Inclusão da criança no quadro de preocupações científicas: a partir do impacto das ideias


evolucionistas, tendo como Baldwin [1985, Mental Development in the Child and the Race, uma
exploração da doutrina evolucionista na psicologia] um de seus principais expoentes. Na década de
1879, no campo da psicologia norte-americana, houve um crescente interesse pelo desenvolvimento
individual da mente do homem, da infância à vida adulta. Baldwin converteu esse interesse num
programa específico de estudos sobre uma psicologia da criança (ou ontogênica).

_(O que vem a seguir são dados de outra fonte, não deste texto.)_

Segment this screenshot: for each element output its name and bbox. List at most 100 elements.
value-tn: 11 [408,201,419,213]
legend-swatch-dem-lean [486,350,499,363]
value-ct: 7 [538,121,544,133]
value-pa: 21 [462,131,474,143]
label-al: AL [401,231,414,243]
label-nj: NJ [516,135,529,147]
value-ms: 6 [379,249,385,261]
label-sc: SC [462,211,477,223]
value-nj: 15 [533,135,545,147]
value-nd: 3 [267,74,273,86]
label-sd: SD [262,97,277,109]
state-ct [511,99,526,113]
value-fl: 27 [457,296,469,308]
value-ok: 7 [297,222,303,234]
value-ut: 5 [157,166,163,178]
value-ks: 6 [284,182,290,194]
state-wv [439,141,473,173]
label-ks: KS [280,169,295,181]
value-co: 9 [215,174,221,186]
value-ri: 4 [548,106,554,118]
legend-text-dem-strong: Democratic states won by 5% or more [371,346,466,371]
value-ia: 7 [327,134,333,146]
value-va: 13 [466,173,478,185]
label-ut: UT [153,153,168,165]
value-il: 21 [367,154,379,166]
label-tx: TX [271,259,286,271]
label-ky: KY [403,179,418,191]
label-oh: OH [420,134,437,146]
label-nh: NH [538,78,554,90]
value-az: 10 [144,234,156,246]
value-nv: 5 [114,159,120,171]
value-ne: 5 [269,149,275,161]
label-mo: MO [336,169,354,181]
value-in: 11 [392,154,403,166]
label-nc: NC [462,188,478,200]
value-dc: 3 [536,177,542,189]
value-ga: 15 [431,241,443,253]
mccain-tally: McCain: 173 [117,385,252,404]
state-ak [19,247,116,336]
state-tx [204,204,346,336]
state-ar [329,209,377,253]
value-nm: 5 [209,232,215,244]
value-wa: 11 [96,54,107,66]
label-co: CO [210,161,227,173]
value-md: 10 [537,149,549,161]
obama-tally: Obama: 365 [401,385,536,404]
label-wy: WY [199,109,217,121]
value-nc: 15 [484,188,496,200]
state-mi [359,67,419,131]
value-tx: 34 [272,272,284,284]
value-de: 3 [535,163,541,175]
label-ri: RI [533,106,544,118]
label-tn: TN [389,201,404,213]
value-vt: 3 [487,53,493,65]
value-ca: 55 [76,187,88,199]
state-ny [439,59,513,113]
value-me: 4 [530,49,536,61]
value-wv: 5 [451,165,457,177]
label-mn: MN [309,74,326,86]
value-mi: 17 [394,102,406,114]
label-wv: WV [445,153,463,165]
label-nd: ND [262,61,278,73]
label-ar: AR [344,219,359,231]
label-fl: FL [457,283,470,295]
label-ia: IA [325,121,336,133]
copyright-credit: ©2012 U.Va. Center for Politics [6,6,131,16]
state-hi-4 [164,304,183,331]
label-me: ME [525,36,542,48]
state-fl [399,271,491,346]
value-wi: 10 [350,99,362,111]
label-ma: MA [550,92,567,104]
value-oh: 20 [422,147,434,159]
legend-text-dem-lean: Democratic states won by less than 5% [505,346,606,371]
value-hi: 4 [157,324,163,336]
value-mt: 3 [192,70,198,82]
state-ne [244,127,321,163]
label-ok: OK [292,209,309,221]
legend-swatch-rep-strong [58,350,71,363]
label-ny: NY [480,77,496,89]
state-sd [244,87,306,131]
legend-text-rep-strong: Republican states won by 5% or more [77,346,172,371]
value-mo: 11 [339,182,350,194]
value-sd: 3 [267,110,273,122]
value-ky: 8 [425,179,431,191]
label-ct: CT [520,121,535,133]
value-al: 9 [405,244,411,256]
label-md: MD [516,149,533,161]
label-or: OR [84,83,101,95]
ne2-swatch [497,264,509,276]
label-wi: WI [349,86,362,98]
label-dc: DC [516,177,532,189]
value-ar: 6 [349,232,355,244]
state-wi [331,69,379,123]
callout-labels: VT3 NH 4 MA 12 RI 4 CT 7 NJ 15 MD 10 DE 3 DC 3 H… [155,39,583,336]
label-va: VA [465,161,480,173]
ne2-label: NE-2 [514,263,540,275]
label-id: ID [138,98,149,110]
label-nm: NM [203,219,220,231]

Em nota de rodapé, a autora cita também a importância de Stanley Hall para o desenvolvimento de
uma psicologia da criança. Um aluno teria teria proposto, em 1893, o termo pedologia para designar
um novo ramo da ciência, cujo objeto seria a criança encarada sob os mais variados aspectos.

p. 327

“Para Baldwin, a psicologia tradicional era pautada na ideia de que a alma é uma substância fixa,
com atributos fixos. (…) Nesta concepção, 'o homem era o pai da criança': o que a consciência
adulta descobre em si mesma é verdade, e as mesmas faculdades devem ser encontradas na criança.
(…) A ideia genética inverte tudo isso, diz Baldwin: em lugar de substância fixa, temos o
crescimento e o desenvolvimento [base da chamada psicologia funcional].”

p. 327/328
“A chamada psicologia funcional revelará o forte impacto das ideias evolucionistas (…) / Para
muitos deles [os primeiros psicólogos da criança, tanto europeus quanto norte-americanos], essas
ideias evolucionistas significaram a passagem de uma filosofia especulativa para uma psicologia
científica, ou a subordinação da doutrina filosófica às descobertas científicas. Eles estavam movidos
pelo interesse em desembaraçar a psicologia dos procedimentos então considerados filosóficos
porque 'especulativos' e fazê-las mergulhar nos métodos experimentais (...)”.

p. 328

Outra tese para o começo dos estudos em torno da criança enquanto tal, independente das
consequências para a vida adulta: para Moreira Leite, também teriam nascido “das necessidades
práticas de escolarização universal que começou a ser implantada na Europa nos fins do século XIX
e no início do XX”.

“Dois temas marcam a virada provocada pelos estudos da criança: os temas clássicos da filosofia
relativos ao conhecimento reapresentam-se, na psicologia, na forma de 'inteligência' e
'aprendizagem'. Não se trata mais de perguntar sobre as condições de possibilidade do
conhecimento, mas sim sobre as condições de possibilidade de aquisição de conhecimentos já
produzidos.”

Continuação do trecho anterior em outro parágrafo. “As clássicas questões do conhecimento quando
enfrentadas pelas psicologias da inteligência / cognição ou da aprendizagem convertem-se em
questões de hábitos, condutas, processos adaptativos, fases do desenvolvimento cognitivo etc.”